How It Works

GAAP EPS follows Generally Accepted Accounting Principles, the standardised rulebook that all US-listed companies must use. It includes every cost the business incurred: restructuring charges, stock-based compensation, amortisation of acquired intangible assets, legal settlements, and one-time write-downs.

Adjusted EPS (also called non-GAAP EPS) starts from that same figure and strips out items the company considers non-recurring or non-cash — things management argues don't reflect the underlying operating performance of the business.

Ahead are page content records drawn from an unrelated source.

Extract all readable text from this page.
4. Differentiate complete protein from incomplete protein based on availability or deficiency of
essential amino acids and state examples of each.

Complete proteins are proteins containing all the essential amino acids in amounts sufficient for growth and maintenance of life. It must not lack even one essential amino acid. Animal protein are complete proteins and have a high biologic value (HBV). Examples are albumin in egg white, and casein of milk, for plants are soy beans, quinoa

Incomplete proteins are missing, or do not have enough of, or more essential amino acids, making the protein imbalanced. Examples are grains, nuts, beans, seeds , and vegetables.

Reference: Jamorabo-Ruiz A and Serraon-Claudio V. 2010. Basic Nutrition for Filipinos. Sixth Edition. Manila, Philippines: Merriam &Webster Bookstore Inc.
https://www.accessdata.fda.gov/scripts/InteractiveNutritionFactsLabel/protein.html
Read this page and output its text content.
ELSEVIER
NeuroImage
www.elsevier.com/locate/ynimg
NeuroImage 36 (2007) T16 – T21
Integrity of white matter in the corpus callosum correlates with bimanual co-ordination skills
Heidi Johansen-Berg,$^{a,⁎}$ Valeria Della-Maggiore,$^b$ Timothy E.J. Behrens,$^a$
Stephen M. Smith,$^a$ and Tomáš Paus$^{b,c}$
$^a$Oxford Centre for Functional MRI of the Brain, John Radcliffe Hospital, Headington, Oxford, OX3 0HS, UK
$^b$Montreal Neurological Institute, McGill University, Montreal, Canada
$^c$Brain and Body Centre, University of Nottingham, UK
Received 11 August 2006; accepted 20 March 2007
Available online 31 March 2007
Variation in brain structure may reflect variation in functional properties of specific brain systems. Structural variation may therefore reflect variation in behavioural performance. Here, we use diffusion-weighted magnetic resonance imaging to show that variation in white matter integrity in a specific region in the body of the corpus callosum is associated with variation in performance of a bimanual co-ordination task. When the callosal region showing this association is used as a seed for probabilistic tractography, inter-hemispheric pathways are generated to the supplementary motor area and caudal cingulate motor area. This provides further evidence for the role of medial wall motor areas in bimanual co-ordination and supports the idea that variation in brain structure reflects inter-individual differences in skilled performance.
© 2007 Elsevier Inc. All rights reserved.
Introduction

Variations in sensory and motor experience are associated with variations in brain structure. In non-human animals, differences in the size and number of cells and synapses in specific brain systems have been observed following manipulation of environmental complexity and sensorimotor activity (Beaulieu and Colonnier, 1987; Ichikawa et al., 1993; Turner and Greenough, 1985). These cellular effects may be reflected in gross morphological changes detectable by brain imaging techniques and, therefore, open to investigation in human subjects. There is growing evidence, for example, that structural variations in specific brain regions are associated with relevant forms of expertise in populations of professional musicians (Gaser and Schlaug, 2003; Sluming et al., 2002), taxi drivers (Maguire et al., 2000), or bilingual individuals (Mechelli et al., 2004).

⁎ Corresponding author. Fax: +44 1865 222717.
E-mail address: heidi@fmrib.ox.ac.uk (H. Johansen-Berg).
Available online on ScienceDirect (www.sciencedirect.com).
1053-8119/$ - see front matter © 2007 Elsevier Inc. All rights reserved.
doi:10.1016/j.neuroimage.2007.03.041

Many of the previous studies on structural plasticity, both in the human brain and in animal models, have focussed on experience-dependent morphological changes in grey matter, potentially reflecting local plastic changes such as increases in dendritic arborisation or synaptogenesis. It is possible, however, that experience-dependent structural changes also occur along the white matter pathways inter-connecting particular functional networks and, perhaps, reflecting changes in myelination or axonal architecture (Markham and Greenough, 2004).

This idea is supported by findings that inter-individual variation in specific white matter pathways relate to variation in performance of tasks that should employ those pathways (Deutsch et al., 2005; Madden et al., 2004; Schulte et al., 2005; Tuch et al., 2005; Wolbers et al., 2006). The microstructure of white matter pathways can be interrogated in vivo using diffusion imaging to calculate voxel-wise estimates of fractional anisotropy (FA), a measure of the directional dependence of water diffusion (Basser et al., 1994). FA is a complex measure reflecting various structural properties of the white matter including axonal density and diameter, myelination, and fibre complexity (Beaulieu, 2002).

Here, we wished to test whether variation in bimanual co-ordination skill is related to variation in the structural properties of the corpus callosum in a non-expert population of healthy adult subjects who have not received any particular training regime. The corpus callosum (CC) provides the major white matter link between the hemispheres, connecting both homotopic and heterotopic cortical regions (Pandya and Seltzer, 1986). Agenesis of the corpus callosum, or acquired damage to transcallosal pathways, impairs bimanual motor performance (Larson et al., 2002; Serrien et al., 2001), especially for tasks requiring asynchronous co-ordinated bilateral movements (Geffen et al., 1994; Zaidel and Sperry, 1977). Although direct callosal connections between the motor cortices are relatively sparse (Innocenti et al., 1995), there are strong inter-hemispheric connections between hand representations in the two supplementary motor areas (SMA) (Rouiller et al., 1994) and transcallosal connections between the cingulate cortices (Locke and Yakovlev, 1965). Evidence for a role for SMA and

The formula is straightforward:

GAAP EPS = Net income (as reported) / Diluted shares outstanding
Adjusted EPS = (Net income + excluded items, net of tax) / Diluted shares outstanding

Amazon is a useful example. In a recent full year, Amazon's GAAP EPS came in well below its adjusted figure, largely because of the enormous stock-based compensation it grants to employees — a real economic cost under GAAP rules. When that expense is added back, adjusted EPS can look considerably more flattering. Amazon also periodically records large gains or losses from its equity investment in Rivian, the electric vehicle maker, which swings GAAP earnings dramatically from quarter to quarter without touching the core retail and cloud business at all.

How to Read It

A large gap between GAAP and adjusted EPS is a signal worth examining, not ignoring. If a company routinely excludes stock-based compensation, that cost is still being borne by shareholders through dilution — it doesn't disappear just because it's labelled "non-cash." On the other hand, stripping out a genuine one-time legal settlement can give a cleaner picture of repeatable earnings power.

Sector context matters: technology and pharmaceutical companies tend to show the widest GAAP-to-adjusted gaps, because they carry heavy stock compensation and large intangible amortisation from acquisitions. Industrial or retail businesses typically show smaller differences.

A high adjusted EPS relative to GAAP EPS indicates the company is excluding significant costs. Analysts use both figures — GAAP to compare companies on a level playing field, and adjusted to model the cash-generating rhythm of the core business.

Where to Find It on Quantify

Both GAAP and adjusted EPS figures are displayed on Quantify stock pages, making it easy to spot the gap at a glance without digging through earnings releases. You can explore Amazon's full earnings breakdown, including historical EPS trends for both measures, directly on the Amazon (AMZN) stock page on Quantify. The side-by-side view helps contextualise how consistently — or inconsistently — the two figures diverge over time.

Common Mistakes

Assuming adjusted EPS is always the "real" number. Companies define their own adjustments, and there is no standard rulebook for non-GAAP reporting. Two companies in the same industry can exclude entirely different items, making direct comparisons unreliable unless you check the footnotes.

Ignoring stock-based compensation as "just an accounting entry." It dilutes existing shareholders and represents genuine value transferred to employees. Treating it as irrelevant systematically overstates how profitable a business actually is on a per-share basis.